The investment bank intentionally misstated financial results and was negligent in lacking effective internal controls to prevent traders from overstating investments to conceal massive losses, the SEC says in a cease-and-desist order.
The case stems from more than $6 bn in trading losses that were covered up by exaggerated asset valuations and eventually forced JPMorgan to restate earnings.
The SEC ordered JPMorgan to pay a fine of $200 mn, to be set aside to potentially compensate investors harmed by the bank’s actions. The fine comes at the same time as a $300 mn penalty levied by the Office of the Comptroller of the Currency, a $200 mn fine by the Federal Reserve, and a fine of about $220 mn by UK regulator the Financial Conduct Authority.
The bank was also forced to admit to at least seven ‘facts’, including that it carried out ‘woefully deficient accounting’, failed to update its audit committee on key data, and that ‘JPMorgan senior management knew the firm’s investment banking unit used far more conservative prices’ to shave almost $770 mn off trading losses.
The admission of wrongdoing, which has been absent in all previous settlements with investment banks, marks the second such action since the SEC adopted a policy of forced admissions earlier this year. Last month, the SEC forced an admission of wrongdoing from a hedge fund manager for using fund money for personal expenses and engaging in a short squeeze of a Canadian corporate bond.

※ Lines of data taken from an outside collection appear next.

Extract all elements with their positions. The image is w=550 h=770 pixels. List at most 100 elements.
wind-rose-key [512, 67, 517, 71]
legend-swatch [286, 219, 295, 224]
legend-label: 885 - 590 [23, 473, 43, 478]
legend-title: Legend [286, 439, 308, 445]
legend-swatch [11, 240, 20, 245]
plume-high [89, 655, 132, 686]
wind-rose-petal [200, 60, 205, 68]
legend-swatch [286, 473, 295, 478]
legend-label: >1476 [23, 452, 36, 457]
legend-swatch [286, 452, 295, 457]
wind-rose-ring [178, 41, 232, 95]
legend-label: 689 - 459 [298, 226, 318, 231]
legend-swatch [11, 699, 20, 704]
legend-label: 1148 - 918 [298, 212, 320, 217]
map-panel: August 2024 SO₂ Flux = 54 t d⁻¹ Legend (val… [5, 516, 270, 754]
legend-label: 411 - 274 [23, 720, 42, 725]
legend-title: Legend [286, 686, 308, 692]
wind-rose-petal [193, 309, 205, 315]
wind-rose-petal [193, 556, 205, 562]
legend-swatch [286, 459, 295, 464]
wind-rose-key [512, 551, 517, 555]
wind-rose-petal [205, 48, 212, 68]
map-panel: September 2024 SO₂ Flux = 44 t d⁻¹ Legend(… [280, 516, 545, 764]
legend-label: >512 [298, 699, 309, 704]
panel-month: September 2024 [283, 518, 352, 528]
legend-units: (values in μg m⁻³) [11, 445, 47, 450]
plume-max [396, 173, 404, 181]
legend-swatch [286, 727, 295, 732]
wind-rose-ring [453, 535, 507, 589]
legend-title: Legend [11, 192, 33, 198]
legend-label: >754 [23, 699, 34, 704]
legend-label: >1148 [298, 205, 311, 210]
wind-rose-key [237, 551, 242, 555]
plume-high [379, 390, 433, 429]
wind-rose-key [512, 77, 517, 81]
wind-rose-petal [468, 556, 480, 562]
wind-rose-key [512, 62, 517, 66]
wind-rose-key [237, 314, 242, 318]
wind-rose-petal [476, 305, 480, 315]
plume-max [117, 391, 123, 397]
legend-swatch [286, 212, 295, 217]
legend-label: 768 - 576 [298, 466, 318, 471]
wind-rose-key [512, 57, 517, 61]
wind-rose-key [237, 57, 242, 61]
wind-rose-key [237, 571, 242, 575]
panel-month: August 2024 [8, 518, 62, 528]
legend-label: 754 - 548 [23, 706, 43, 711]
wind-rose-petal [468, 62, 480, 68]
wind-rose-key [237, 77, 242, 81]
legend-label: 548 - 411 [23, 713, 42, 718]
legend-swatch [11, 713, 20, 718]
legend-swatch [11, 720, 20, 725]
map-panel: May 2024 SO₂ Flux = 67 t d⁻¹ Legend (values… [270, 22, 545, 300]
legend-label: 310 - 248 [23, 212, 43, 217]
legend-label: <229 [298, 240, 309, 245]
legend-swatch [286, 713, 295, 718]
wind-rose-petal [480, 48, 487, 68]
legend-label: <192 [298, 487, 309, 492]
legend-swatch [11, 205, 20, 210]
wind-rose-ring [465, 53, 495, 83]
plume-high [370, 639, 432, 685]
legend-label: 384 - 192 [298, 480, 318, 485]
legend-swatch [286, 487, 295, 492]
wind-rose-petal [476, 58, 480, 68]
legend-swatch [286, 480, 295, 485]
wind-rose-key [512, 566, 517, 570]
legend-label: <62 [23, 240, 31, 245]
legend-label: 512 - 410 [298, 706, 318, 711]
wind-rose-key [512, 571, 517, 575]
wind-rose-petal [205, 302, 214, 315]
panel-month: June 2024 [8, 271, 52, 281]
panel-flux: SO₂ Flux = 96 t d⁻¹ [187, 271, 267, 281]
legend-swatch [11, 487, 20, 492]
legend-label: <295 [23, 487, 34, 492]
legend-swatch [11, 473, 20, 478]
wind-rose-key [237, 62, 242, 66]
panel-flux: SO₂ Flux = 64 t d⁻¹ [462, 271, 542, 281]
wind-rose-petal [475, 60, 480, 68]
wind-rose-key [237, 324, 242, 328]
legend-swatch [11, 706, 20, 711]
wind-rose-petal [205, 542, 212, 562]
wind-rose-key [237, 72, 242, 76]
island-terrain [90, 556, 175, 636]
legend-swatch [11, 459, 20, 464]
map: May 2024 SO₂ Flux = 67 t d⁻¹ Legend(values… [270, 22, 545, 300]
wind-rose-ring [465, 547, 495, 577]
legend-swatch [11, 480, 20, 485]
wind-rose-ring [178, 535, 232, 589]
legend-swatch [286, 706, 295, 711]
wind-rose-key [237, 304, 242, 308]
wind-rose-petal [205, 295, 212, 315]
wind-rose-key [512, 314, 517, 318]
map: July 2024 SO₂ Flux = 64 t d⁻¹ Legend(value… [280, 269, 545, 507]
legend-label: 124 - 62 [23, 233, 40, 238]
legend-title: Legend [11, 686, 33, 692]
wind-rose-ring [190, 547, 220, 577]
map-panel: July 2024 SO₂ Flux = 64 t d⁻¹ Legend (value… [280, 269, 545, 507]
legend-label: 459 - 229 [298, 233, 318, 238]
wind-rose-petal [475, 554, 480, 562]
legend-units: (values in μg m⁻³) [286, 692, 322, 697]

‘JPMorgan failed to keep watch over its traders as they overvalued a very complex portfolio to hide massive losses,’ says George Canellos, co-director of the SEC’s division of enforcement, in a press statement.
‘While grappling with how to fix its internal control breakdowns, JPMorgan’s senior management broke a cardinal rule of corporate governance and deprived its board of critical information it needed to fully assess the company’s problems and determine whether accurate and reliable information was being disclosed to investors and regulators.’